A surprise night visitor
Tired and all tucked up in our comfy bed for the night we enjoyed sweet dreams until around 3am. I know all the UK readers will be wondering what the surprise visitor was: a snake, spider, possum but none of these it was a MAN. I had been dead to the world in the land of slumber when Jon sat bolt upright and shouted, “WHO ARE YOU?” He shouted so loud I jumped out my skin and stuck my head out of the covers. There was a man at the bedroom door, he had his hands up and was said, “Its OK, its Dan!” With that he backed sheepishly out of the room. I explained to Jon that it was Shelagh and Brian’s son but he was in shock and continued to sit on the edge of the bed heart racing and shaking for a good few minutes. He then decided that he needed the toilet but was too afraid to leave the room in case he frightened the life either out of himself or Dan a second time.

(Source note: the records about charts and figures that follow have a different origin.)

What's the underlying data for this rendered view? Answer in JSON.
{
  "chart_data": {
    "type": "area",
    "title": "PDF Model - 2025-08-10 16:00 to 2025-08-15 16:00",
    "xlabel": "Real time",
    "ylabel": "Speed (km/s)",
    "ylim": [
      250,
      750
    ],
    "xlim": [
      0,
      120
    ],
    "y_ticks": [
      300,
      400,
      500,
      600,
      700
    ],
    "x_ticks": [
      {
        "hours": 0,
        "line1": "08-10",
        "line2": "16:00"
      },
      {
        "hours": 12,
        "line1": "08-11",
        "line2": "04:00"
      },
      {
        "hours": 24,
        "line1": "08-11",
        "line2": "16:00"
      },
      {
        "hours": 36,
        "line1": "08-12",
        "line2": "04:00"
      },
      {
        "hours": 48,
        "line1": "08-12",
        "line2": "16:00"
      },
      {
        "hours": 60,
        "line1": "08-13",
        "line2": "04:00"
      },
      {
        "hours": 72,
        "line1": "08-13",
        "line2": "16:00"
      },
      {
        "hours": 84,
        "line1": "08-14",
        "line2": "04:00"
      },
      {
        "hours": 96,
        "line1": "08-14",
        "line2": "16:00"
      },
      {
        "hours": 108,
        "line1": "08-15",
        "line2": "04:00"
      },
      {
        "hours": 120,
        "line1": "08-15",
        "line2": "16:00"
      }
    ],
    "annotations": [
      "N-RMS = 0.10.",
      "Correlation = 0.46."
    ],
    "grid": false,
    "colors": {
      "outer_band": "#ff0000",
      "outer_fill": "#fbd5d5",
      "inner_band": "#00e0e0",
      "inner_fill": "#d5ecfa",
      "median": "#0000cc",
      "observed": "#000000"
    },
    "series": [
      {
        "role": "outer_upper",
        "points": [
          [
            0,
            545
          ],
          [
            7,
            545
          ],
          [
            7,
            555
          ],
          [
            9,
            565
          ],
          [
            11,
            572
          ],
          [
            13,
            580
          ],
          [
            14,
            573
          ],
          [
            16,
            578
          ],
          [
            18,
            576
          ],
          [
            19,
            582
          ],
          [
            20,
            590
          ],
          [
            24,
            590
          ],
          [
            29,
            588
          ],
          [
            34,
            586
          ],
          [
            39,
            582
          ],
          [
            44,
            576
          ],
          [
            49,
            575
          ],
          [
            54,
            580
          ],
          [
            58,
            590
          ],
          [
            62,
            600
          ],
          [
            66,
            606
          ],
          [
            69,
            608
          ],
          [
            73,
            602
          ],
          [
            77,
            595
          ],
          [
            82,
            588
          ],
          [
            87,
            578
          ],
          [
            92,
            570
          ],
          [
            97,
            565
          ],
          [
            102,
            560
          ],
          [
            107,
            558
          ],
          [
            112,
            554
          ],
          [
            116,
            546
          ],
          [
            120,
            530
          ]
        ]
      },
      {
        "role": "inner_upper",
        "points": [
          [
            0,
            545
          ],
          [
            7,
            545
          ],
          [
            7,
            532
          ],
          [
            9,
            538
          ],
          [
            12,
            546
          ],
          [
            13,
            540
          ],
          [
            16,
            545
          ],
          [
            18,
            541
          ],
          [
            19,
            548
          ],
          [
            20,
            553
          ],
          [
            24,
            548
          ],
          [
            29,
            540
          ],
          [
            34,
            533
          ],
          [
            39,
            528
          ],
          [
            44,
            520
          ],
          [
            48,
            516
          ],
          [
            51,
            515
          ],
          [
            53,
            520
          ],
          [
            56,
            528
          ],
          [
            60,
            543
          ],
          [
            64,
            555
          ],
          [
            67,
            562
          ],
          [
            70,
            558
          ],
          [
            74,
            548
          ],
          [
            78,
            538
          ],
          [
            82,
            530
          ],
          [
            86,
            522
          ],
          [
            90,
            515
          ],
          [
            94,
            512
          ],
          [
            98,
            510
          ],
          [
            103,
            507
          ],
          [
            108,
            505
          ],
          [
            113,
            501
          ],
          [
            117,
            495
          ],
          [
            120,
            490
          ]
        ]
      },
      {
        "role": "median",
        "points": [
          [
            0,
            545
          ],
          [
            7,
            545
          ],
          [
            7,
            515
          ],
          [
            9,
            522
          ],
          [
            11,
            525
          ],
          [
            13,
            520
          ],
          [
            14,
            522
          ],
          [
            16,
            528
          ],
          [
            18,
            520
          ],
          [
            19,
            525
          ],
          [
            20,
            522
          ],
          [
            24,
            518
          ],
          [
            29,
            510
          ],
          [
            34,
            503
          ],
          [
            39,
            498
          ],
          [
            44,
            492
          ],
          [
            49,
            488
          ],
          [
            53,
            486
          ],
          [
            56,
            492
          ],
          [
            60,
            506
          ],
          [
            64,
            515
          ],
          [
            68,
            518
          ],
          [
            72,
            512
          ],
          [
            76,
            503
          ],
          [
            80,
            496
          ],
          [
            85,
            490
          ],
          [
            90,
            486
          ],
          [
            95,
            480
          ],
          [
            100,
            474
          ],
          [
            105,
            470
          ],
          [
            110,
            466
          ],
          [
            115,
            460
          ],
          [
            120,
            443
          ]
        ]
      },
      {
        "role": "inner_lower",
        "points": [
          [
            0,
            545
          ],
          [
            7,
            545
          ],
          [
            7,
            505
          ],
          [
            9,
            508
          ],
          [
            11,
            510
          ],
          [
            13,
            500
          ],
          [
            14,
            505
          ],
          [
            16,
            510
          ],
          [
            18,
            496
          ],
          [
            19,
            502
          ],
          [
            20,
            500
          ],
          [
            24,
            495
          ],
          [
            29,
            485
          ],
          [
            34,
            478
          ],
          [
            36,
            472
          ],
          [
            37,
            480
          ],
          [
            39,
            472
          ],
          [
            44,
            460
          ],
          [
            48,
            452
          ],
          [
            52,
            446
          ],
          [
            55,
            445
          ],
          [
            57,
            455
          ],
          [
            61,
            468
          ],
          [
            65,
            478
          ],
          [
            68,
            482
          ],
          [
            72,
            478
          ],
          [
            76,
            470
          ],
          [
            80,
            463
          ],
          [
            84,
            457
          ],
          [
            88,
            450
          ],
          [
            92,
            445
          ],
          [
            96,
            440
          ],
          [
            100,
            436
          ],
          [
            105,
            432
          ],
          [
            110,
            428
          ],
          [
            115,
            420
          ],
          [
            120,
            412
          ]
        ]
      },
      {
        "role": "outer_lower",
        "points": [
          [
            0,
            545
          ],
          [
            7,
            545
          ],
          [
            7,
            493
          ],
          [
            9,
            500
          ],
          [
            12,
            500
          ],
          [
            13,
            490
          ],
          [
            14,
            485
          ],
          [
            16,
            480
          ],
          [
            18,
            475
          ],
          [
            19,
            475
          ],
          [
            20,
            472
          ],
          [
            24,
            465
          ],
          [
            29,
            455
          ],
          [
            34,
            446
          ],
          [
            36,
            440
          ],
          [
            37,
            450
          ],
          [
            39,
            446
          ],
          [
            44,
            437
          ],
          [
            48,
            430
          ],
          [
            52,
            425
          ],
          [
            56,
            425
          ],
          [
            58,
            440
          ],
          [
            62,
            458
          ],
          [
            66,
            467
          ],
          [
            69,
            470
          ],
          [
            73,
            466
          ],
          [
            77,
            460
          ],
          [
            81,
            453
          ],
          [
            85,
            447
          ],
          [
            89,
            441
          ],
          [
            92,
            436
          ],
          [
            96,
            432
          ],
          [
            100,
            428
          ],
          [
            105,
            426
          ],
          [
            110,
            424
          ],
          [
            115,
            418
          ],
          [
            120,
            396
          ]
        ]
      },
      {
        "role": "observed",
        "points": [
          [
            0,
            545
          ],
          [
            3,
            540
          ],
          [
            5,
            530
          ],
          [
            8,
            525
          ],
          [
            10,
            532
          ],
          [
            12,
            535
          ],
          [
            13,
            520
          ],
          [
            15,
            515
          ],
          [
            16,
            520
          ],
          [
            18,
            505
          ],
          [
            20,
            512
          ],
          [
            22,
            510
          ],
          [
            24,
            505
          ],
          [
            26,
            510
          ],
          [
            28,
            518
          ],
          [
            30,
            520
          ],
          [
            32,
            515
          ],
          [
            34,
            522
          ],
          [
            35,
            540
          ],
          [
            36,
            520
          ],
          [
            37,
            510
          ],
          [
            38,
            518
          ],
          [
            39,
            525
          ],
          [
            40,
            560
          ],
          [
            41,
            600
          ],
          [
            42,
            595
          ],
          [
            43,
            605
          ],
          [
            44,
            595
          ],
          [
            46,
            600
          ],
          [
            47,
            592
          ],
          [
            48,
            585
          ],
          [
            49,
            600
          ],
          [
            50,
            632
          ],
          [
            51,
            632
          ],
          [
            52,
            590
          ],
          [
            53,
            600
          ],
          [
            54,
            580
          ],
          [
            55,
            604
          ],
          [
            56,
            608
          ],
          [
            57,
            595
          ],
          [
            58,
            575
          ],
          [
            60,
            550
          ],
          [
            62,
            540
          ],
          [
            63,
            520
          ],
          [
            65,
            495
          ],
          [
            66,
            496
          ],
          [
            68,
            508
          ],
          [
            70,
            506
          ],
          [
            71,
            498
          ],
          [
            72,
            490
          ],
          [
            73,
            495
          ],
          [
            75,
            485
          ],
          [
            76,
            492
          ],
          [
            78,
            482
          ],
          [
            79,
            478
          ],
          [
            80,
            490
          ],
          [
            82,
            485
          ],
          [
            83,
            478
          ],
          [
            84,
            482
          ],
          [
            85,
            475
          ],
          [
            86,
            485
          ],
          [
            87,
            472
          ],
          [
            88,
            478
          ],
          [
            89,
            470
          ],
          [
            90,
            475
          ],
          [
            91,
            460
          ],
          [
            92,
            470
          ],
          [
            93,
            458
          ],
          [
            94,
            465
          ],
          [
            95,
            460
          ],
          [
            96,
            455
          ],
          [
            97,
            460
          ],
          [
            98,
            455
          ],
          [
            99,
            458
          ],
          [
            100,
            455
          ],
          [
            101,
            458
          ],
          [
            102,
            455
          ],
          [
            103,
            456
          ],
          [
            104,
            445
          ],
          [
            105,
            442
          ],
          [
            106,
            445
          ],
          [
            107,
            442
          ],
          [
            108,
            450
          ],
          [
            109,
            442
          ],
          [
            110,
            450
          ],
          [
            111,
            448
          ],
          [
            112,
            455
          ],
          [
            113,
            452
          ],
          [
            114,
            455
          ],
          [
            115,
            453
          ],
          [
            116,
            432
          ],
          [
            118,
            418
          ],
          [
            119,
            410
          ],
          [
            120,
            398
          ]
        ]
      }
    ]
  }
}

In the morning, I found Shelagh in the kitchen speaking to her daughter, Bec, on the phone. They were both in fits of laughter and it was then that I got the other side of the story. Dan lives a 15 minute or so walk away. Shelagh had told Dan that friends would be staying in what was his old room but after a few drinks and being unable to get a taxi home from town he decided to walk to his Mum and Dad’s and bed down there. After finding “Someone has been sleeping in my bed” he texted his Mum (at 3am) to say sorry. Shelagh read the text but couldn’t understand what he was saying sorry for. She had heard the shouting but thought it was just Jon having a bad dream. I think it was Brian who realised first what could have happened and Shelagh found Dan on the sofa in the lounge. Full of apologies and too scared to venture into the other bedroom that used to be his sister’s in case there were more shouting English strangers in there. Jon’s blood pressure is back to normal but I have yet to regain full hearing on my left side.
William Ricketts Sanctuary
Shelagh and Brian took us to the William Ricketts Sanctuary. William Ricketts was born in 1898 and was an artist/environmentalist. He strived to unify and understand the indigenous Aborigines and most of his clay artwork reflect this. The Sanctuary is located on the side of a hill and 92 pieces of his work are displayed. It was an interesting collection but it felt like it was created by a troubled mind.
Despite Brian’s efforts to track down Puffing Billy the steam train, we didn’t get to see it. We think secretly he wanted a ride! Another perfect day had taken it’s toll on all of us so it was feet up and a take away for dinner, all to the accompaniment of the most terrific thunder storm.
No surprise night-time visitors this time just hours of peaceful sleep before heading off to the east of Melbourne for a few days. Thankfully it was not goodbye to Shelagh and Brian as we are getting together a few more times. Got to make the most of being in the same neck of the woods!! For the next overnight stay, I have bought some post-it notes for the door, Jon has upped his blood pressure dosage temporarily and Dan is probably now tee-total.